"The reality is that scientists have more questions about super-Earths than they have answers. And we don't fully understand the physics of our own interior, much less that of a planet many solar systems away, Luger said. We don't know what would happen if Earth were supersized or closer to the sun. But, so far, it seems very fortunate that we aren't living on a planet that's any of those things."

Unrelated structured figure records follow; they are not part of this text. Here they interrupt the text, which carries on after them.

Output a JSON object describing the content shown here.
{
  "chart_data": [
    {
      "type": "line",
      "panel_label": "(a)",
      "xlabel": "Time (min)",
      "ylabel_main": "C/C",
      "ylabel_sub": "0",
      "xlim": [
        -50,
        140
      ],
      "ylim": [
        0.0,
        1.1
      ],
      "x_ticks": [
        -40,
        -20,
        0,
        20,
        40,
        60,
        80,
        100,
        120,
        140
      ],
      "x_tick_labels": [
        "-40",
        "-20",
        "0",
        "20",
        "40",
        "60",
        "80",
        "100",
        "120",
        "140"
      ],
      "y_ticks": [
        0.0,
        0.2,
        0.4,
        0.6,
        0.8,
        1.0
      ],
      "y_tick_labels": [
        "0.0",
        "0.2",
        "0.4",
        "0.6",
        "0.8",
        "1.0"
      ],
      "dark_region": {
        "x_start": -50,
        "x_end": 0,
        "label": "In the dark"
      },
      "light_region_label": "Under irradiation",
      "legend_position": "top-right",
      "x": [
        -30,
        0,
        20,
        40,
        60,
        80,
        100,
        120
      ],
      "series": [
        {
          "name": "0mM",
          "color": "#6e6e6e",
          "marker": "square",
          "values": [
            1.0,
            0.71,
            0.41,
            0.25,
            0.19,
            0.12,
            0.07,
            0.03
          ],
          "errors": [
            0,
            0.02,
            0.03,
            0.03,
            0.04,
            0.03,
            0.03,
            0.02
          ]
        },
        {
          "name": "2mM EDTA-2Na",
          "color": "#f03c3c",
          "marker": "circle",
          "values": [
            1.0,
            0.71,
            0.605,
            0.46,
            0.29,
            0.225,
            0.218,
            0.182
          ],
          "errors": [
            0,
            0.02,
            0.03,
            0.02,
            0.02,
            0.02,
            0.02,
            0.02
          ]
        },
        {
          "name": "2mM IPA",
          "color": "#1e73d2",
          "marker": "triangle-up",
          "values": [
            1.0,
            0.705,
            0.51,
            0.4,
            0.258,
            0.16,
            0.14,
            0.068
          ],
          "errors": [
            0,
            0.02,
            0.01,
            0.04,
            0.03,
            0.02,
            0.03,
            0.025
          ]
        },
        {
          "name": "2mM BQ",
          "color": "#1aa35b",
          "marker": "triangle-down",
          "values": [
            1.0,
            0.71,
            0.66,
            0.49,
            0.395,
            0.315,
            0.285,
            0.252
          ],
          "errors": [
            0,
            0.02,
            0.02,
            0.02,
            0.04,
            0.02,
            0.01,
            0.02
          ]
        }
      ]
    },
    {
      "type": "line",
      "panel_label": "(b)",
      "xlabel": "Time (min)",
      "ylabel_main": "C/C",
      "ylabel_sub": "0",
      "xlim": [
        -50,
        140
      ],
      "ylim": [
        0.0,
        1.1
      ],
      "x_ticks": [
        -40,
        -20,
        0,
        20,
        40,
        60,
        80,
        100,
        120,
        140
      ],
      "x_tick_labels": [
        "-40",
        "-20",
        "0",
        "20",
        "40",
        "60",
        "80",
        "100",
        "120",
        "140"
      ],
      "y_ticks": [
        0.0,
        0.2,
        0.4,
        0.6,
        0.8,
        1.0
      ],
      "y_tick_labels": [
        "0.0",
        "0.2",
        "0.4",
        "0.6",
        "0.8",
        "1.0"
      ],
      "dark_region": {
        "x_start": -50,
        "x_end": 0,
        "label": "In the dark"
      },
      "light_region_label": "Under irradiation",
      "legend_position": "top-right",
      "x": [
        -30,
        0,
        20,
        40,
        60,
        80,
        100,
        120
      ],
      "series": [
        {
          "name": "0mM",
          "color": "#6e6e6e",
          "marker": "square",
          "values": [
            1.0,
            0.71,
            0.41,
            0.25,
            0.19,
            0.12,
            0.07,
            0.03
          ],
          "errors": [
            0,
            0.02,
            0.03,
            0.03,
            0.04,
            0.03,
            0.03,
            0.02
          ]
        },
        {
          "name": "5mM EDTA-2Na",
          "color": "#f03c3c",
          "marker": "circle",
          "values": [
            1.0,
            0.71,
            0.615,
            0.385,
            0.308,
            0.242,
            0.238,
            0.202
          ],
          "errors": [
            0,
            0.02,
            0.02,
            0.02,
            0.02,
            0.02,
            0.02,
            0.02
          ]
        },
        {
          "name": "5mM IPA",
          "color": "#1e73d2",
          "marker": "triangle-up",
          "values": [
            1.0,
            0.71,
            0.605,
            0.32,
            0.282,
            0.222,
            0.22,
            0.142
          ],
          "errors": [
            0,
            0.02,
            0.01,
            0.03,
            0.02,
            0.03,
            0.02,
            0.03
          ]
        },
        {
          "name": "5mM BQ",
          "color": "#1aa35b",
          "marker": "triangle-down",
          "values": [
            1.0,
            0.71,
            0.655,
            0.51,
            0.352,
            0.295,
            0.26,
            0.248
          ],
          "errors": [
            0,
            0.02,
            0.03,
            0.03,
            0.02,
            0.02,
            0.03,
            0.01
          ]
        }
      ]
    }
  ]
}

Interesting report. I ran a MS SQL query against the exoplanet site I use and found 162 that are listed with masses in the range 2 to 10 earth masses. The average semi-major axis is 0.20 AU, so most orbit very close to their host stars. It is clear from astronomy that we have no super-earths in orbit around the Sun in our solar system (today). The 162 super-earths show eccentricity ranges from 0 to 0.42, many have large orbital eccentricities. Using the Big Bang model for the origin of the universe, it seems we are *fortunate* because of random particle collisions as to why we live here on Earth and did not evolve on a super-earth
Here is the exoplanet site I use, The Extrasolar Planets Encyclopaedia
Presently 4183 are confirmed. 9 super-earths are in orbits 0.66 to 3.94 a.u. from their parent stars and large, 4.4 to nearly 9 earth masses. Many others orbit closer than Venus or Mercury to their parent stars. Here is a more detailed report on some super-earths from TESS, Mass determinations of the three mini-Neptunes transiting TOI-125 Some are super-earth size, others mini-neptunes. Modeling solar system differences and varieties is difficult. This includes the evolution of the proto-earth allowing our planet to evolve into the present, very habitable earth without suffering catastrophic collisions that destroy the proto-earth or accreting earth or creating a super-earth or mini-neptune where we live today.